(Excerpt from The Deplorable Child by Jan Nerenberg)
Mothers, usually, are not deplorable. They are all things to their children: Chief-cook and bottle-washer, doctor, lawyer, counselor, nurse, taxi driver, cheerleader, dryer of tears, mender of tears, etc. The list goes on… forever. In fact, she almost walks on water, just ask any florist on the second Sunday in May.
However, and in spite of the above facts, including innumerable school plays and endless Little League games, track meets, and basketball games, I’m a slacker. I’ve missed performances and milestones in the lives of my multitudinous progeny. I admit it.

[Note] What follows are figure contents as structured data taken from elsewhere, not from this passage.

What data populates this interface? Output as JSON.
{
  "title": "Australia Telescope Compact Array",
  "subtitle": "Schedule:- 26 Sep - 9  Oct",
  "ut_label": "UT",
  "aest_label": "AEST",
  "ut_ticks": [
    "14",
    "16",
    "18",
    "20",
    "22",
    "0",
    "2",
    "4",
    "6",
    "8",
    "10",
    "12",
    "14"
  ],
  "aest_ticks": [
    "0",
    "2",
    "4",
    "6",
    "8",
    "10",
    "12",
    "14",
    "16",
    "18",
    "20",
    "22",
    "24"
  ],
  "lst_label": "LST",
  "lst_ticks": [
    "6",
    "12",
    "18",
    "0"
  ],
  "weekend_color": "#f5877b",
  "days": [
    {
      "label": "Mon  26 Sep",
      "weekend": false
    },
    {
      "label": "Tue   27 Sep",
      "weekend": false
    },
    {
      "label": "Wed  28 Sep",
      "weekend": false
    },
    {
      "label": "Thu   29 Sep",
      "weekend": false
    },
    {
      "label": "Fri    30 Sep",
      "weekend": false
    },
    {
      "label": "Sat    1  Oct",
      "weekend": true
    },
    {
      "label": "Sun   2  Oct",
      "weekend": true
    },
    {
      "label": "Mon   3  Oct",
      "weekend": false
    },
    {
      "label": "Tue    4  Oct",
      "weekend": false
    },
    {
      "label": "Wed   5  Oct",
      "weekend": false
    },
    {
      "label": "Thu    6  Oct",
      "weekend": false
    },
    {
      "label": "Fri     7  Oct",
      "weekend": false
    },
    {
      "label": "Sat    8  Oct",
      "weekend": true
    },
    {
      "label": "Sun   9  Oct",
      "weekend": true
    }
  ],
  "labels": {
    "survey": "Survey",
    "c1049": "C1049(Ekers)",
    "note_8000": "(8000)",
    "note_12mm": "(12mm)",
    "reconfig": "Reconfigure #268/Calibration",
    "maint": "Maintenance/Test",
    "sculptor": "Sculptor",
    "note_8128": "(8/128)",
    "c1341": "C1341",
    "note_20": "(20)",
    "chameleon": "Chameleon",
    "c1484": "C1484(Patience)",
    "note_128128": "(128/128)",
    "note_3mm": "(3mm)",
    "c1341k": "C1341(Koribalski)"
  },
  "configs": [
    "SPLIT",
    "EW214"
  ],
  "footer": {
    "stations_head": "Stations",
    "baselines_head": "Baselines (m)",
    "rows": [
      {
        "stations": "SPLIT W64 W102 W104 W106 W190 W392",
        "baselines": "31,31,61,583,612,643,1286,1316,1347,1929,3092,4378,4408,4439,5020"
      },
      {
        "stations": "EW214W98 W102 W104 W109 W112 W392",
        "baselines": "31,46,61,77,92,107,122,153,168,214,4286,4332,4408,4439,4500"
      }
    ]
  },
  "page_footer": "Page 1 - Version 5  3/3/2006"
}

There was the time our oldest asked for a ride to his high school. I complied and upon arrival, commented on the packed parking lot. “It’s nothing, mom. Just a simple concert. No big deal,” he said as he exited the car. Upon arrival home, he had a plaque tucked under his arm. “How’d it go?” “Just fine,” he replied as he put his award for 2nd Chair in the Violin Section on the coffee table. See! Deplorable. Out of touch. In fact, I had no idea it was the culmination event of his year!
Then there was the black full-length gown I crafted for our youngest daughter. “Do you want to be a chaperone?” she asked after the concert I DID attend at the local high school. Hmmm, on a bus with half a gazillion teenagers on a two-hour bus trip each way to hear the same concert? I declined the honor. Wrong move. As I graduated years later from Pacific University, I discovered that my daughter’s high school group had not only qualified for the state playoffs but they had performed on Pac U’s stage all those years ago. Oblivious to the obvious.
Slow, but I do learn. I’ve turned over a new leaf. I try to attend as many historic events in the lives of my children as possible but the fates aren’t always with me. Case in point, our youngest son’s doctoral graduation.
We are in the winding up stages of reclaiming our home from a 3000-gallon internal flood, getting ready to install lights, preparing an apartment for said son and family, and answering to half a dozen sub-contractors daily. I set my alarm for just past 7 AM, showered, checked in with the work crew, helped my husband find his missing hearing aid and left for Corvallis at 9:30. Only a half hour late but I had scheduled an extra hour to account for emergencies. I always do this, as there is always something!
All was well as we left Astoria. The car shuddered as we climbed Clatskanie hill. I prayed. The motor smoothed out. I breathed. We continued. In Woodland, Washington, the shudder was back. I was afraid that if we stopped we would never start again, but my husband, bless his decision, pulled into a gas station. I exited the car as smoke spiraled into the air when he lifted the hood. The smoke was quickly followed by erupting flames. I don’t know what possessed me but I grabbed my purse and phone from the now burning car. Truly deplorable behavior.
A helpful attendant extinguished the flames and wanted to file an incident report until his boss showed up and suggested that we move the car as far away from his station as possible, pointing out that car fires and gas pumps do not make good neighbors. He directed us to a car repair/dealership, three blocks down the road. That’s when we met Julie (see epilogue).
By now I was near hysterics. Could I rent a taxi to drive the remaining 100 miles? How about helicopter, Lear jet, police escort? Once more I had failed.
I tearfully called our daughter-in-law and explained our predicament. She said they understood, she was glad we were okay, said the kids were already cranky, and don’t stress. Our son parked he was driving and called, saying repeatedly that it was okay and not my fault. I kept thinking I should have somehow known how to prevent this. He downplayed the importance of the ceremony – it’s only a piece of paper, no big deal.
By now I was gulping for air. Yes, I am a bit of a drama queen. (Gad, I can’t believe I just admitted that in print.) Nevertheless, he told us to return home; they would videotape the entire proceedings. We could celebrate together on Sunday, his birthday. My crying slowed a bit.
“Mom,” his voice cut through my clouded thoughts. “I know you are proud of me. You tell me all the time. You are a good mother and it’s okay.”
I sniffed. An errant thought ran through my head. “Well, at least I was there and on time for your birth.”
Silence. And then… laughter.
“Dang good thing,” he chuckled.
Yes, laughter in the face of adversity is good. I might be a deplorable mom for many reasons but at least I was front and center to birth each of our eight children.
Epilogue: Julie of Woodland’s Lewis River Motor Company gave us a loaner car and although we arrived halfway through the Oregon State ceremony, we were able to watch our son, Nathan, walk across the stage and receive his PharmD diploma. God places good people in the world.